Se não fosse pela fama, Ed Sheeran pouco se diferencia dos vários caras babacas que você provavelmente conheceu em algum momento de sua vida. Ele acredita ser o melhor para qualquer mulher e, quando termina um relacionamento, sempre falará sobre os erros que ela cometeu enquanto estavam juntos e o quanto não sabe como aguentou tudo isso por tanto tempo. Obviamente, ele também falará sobre o quanto é melhor que seu relacionamento atual e, por mais feliz que ela pareça estar, provavelmente sente falta do que tiveram e, se não sente, é porque está muito diferente. E ele, literalmente, também canta sobre isso em “New Man”, do seu novo disco:
(...) Eu ouvi dizer que ele te faz feliz, então está tudo bem por mim. Mas ainda assim, só estou sendo sincero, continuo vendo seu Instagram e te stalkeando às vezes. Vou tentar não curtir nenhuma foto antiga, porque eu sei que é aí que mora o problema. Me deixe te lembrar do tempo em que você costumava segurar minha mão (...) você age tão diferente quando está com ele. Sei que está se sentindo sozinha, então por favor, se lembre, você continua livre para fazer sua escolha e partir. Não me ligue, quero que você me mostre.
Se ainda assim, tudo isso parecer um grande exagero, a gente relembra de uma entrevista dada pelo cantor em 2013, no qual Sheeran criticou Miley Cyrus pela proposta escolhida para o videoclipe de “Wrecking Ball” – ele achava que sua nudez dispersava o significado da música – e também falou sobre o twerk, uma dança que se originou da cultura negra: “É uma dança de stripper. Se eu tivesse uma filha de nove anos, eu não gostaria que ela dançasse isso”.
Usando o nome de uma das suas músicas: don’t.

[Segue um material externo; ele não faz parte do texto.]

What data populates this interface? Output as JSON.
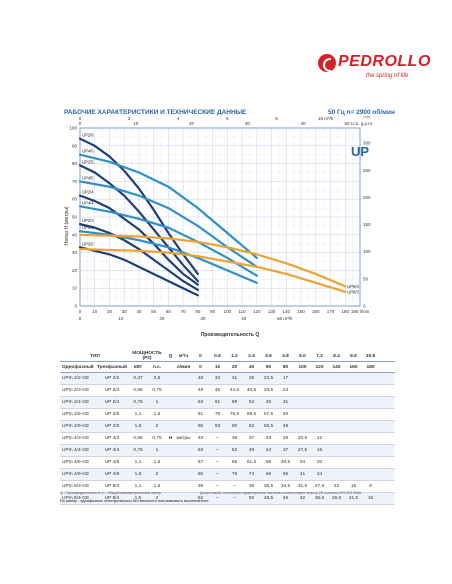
{
  "brand": {
    "name": "PEDROLLO",
    "tagline": "the spring of life"
  },
  "header": {
    "title": "РАБОЧИЕ ХАРАКТЕРИСТИКИ И ТЕХНИЧЕСКИЕ ДАННЫЕ",
    "spec": "50 Гц  n= 2900 об/мин"
  },
  "chart_data": {
    "type": "line",
    "badge": "UP",
    "xlabel": "Производительность Q",
    "ylabel": "Напор H (метры)",
    "xlim": [
      0,
      190
    ],
    "ylim": [
      0,
      100
    ],
    "x_ticks": [
      "0",
      "10",
      "20",
      "30",
      "40",
      "50",
      "60",
      "70",
      "80",
      "90",
      "100",
      "110",
      "120",
      "130",
      "140",
      "150",
      "160",
      "170",
      "180",
      "190 l/min"
    ],
    "x_ticks_top": [
      "0",
      "10",
      "20",
      "30",
      "40",
      "50 U.S. g.p.m."
    ],
    "x_ticks_top2": [
      "0",
      "2",
      "4",
      "6",
      "8",
      "10 m³/h"
    ],
    "x_ticks_bottom2": [
      "0",
      "10",
      "20",
      "30",
      "40",
      "50 m³/h"
    ],
    "y_ticks": [
      "0",
      "10",
      "20",
      "30",
      "40",
      "50",
      "60",
      "70",
      "80",
      "90",
      "100"
    ],
    "y2_ticks": [
      "0",
      "50",
      "100",
      "150",
      "200",
      "250",
      "300",
      "350"
    ],
    "y2_unit": "ft",
    "xunit": "m³/h",
    "series": [
      {
        "name": "UP2/6",
        "color": "#1f3f78",
        "x": [
          0,
          10,
          20,
          30,
          40,
          50,
          60,
          70,
          80
        ],
        "y": [
          94,
          90,
          84,
          76,
          66,
          54,
          41,
          29,
          18
        ]
      },
      {
        "name": "UP2/5",
        "color": "#1f3f78",
        "x": [
          0,
          10,
          20,
          30,
          40,
          50,
          60,
          70,
          80
        ],
        "y": [
          79,
          75,
          69,
          62,
          53,
          43,
          33,
          23,
          14
        ]
      },
      {
        "name": "UP4/6",
        "color": "#2e90c8",
        "x": [
          0,
          20,
          40,
          60,
          80,
          100,
          120
        ],
        "y": [
          85,
          81,
          75,
          67,
          55,
          41,
          27
        ]
      },
      {
        "name": "UP4/5",
        "color": "#2e90c8",
        "x": [
          0,
          20,
          40,
          60,
          80,
          100,
          120
        ],
        "y": [
          70,
          67,
          62,
          55,
          45,
          33,
          22
        ]
      },
      {
        "name": "UP2/4",
        "color": "#1f3f78",
        "x": [
          0,
          10,
          20,
          30,
          40,
          50,
          60,
          70,
          80
        ],
        "y": [
          62,
          59,
          55,
          49,
          43,
          35,
          26,
          18,
          12
        ]
      },
      {
        "name": "UP4/4",
        "color": "#2e90c8",
        "x": [
          0,
          20,
          40,
          60,
          80,
          100,
          120
        ],
        "y": [
          56,
          53,
          49,
          44,
          36,
          27,
          17
        ]
      },
      {
        "name": "UP2/3",
        "color": "#1f3f78",
        "x": [
          0,
          10,
          20,
          30,
          40,
          50,
          60,
          70,
          80
        ],
        "y": [
          46,
          44,
          41,
          37,
          32,
          26,
          20,
          14,
          9
        ]
      },
      {
        "name": "UP4/3",
        "color": "#2e90c8",
        "x": [
          0,
          20,
          40,
          60,
          80,
          100,
          120
        ],
        "y": [
          42,
          40,
          37,
          33,
          27,
          20,
          13
        ]
      },
      {
        "name": "UP2/2",
        "color": "#1f3f78",
        "x": [
          0,
          10,
          20,
          30,
          40,
          50,
          60,
          70,
          80
        ],
        "y": [
          33,
          31,
          29,
          26,
          22,
          18,
          14,
          10,
          6
        ]
      },
      {
        "name": "UP8/4",
        "color": "#f0a133",
        "x": [
          0,
          40,
          60,
          80,
          100,
          120,
          140,
          160,
          180
        ],
        "y": [
          40,
          39,
          38,
          36,
          33,
          29,
          24,
          18,
          11
        ]
      },
      {
        "name": "UP8/3",
        "color": "#f0a133",
        "x": [
          0,
          40,
          60,
          80,
          100,
          120,
          140,
          160,
          180
        ],
        "y": [
          32,
          31,
          30,
          28,
          25,
          22,
          18,
          13,
          8
        ]
      }
    ]
  },
  "table": {
    "type_header": "ТИП",
    "power_header": "МОЩНОСТЬ (P2)",
    "single_phase": "Однофазный",
    "three_phase": "Трехфазный",
    "kw": "кВт",
    "hp": "л.с.",
    "q_label": "Q",
    "q_unit1": "м³/ч",
    "q_unit2": "л/мин",
    "h_label": "H",
    "h_unit": "метры",
    "q_m3h": [
      "0",
      "0.6",
      "1.2",
      "2.4",
      "3.6",
      "4.8",
      "6.0",
      "7.2",
      "8.4",
      "9.6",
      "10.8"
    ],
    "q_lmin": [
      "0",
      "10",
      "20",
      "40",
      "60",
      "80",
      "100",
      "120",
      "140",
      "160",
      "180"
    ],
    "rows": [
      {
        "single": "UPm 2/2-GE",
        "three": "UP 2/2",
        "kw": "0,37",
        "hp": "0,5",
        "h": [
          "33",
          "32",
          "31",
          "28",
          "22,5",
          "17",
          "",
          "",
          "",
          "",
          ""
        ]
      },
      {
        "single": "UPm 2/3-GE",
        "three": "UP 2/3",
        "kw": "0,55",
        "hp": "0,75",
        "h": [
          "48",
          "46",
          "44,5",
          "40,5",
          "33,5",
          "23",
          "",
          "",
          "",
          "",
          ""
        ]
      },
      {
        "single": "UPm 2/4-GE",
        "three": "UP 2/4",
        "kw": "0,75",
        "hp": "1",
        "h": [
          "63",
          "61",
          "59",
          "54",
          "45",
          "31",
          "",
          "",
          "",
          "",
          ""
        ]
      },
      {
        "single": "UPm 2/5-GE",
        "three": "UP 2/5",
        "kw": "1,1",
        "hp": "1,5",
        "h": [
          "81",
          "78",
          "75,5",
          "68,5",
          "57,5",
          "40",
          "",
          "",
          "",
          "",
          ""
        ]
      },
      {
        "single": "UPm 2/6-GE",
        "three": "UP 2/6",
        "kw": "1,5",
        "hp": "2",
        "h": [
          "95",
          "93",
          "90",
          "82",
          "68,5",
          "48",
          "",
          "",
          "",
          "",
          ""
        ]
      },
      {
        "single": "UPm 4/3-GE",
        "three": "UP 4/3",
        "kw": "0,55",
        "hp": "0,75",
        "h": [
          "40",
          "–",
          "38",
          "37",
          "33",
          "28",
          "20,5",
          "12",
          "",
          "",
          ""
        ]
      },
      {
        "single": "UPm 4/4-GE",
        "three": "UP 4/4",
        "kw": "0,75",
        "hp": "1",
        "h": [
          "53",
          "–",
          "52",
          "49",
          "44",
          "37",
          "27,5",
          "16",
          "",
          "",
          ""
        ]
      },
      {
        "single": "UPm 4/5-GE",
        "three": "UP 4/5",
        "kw": "1,1",
        "hp": "1,5",
        "h": [
          "67",
          "–",
          "65",
          "61,5",
          "55",
          "46,5",
          "34",
          "20",
          "",
          "",
          ""
        ]
      },
      {
        "single": "UPm 4/6-GE",
        "three": "UP 4/6",
        "kw": "1,5",
        "hp": "2",
        "h": [
          "80",
          "–",
          "78",
          "74",
          "66",
          "56",
          "41",
          "24",
          "",
          "",
          ""
        ]
      },
      {
        "single": "UPm 8/3-GE",
        "three": "UP 8/3",
        "kw": "1,1",
        "hp": "1,5",
        "h": [
          "39",
          "–",
          "–",
          "38",
          "36,5",
          "34,5",
          "31,5",
          "27,5",
          "22",
          "16",
          "9"
        ]
      },
      {
        "single": "UPm 8/4-GE",
        "three": "UP 8/4",
        "kw": "1,5",
        "hp": "2",
        "h": [
          "52",
          "–",
          "–",
          "50",
          "48,5",
          "46",
          "42",
          "36,5",
          "29,5",
          "21,5",
          "15"
        ]
      }
    ],
    "footnote1": "Q - Производительность  H - Общий манометрический напор",
    "footnote1b": "Допустимый отклонения характеристик насосов соответствуют классу 2В согласно EN ISO 9906",
    "footnote2": "По заказу - однофазные электронасосы без внешнего поплавкового выключателя"
  }
}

Ed Sheeran não é uma exceção dentro da indústria atual. Shawn Mendes é um babaca, John Mayer é um babaca, Justin Timberlake é um babaca, Justin Bieber é um babaca, e por aí vai. Mas enquanto o britânico vai atrás do título de maior artista da atualidade – e os números contribuem pra que ele assuma esse posto – o momento se torna mais do que propício para, enfim, reconhecermos e questionarmos seu privilégio masculino (ninguém o critica como fazem com Taylor Swift, mesmo quando suas narrativas são claramente problemáticas) e branco (imagine se as declarações sobre sexo fácil com mulheres famosas tivessem vindo de um artista negro, como Kanye West), lembrando-o de que existe a famosa hora de parar.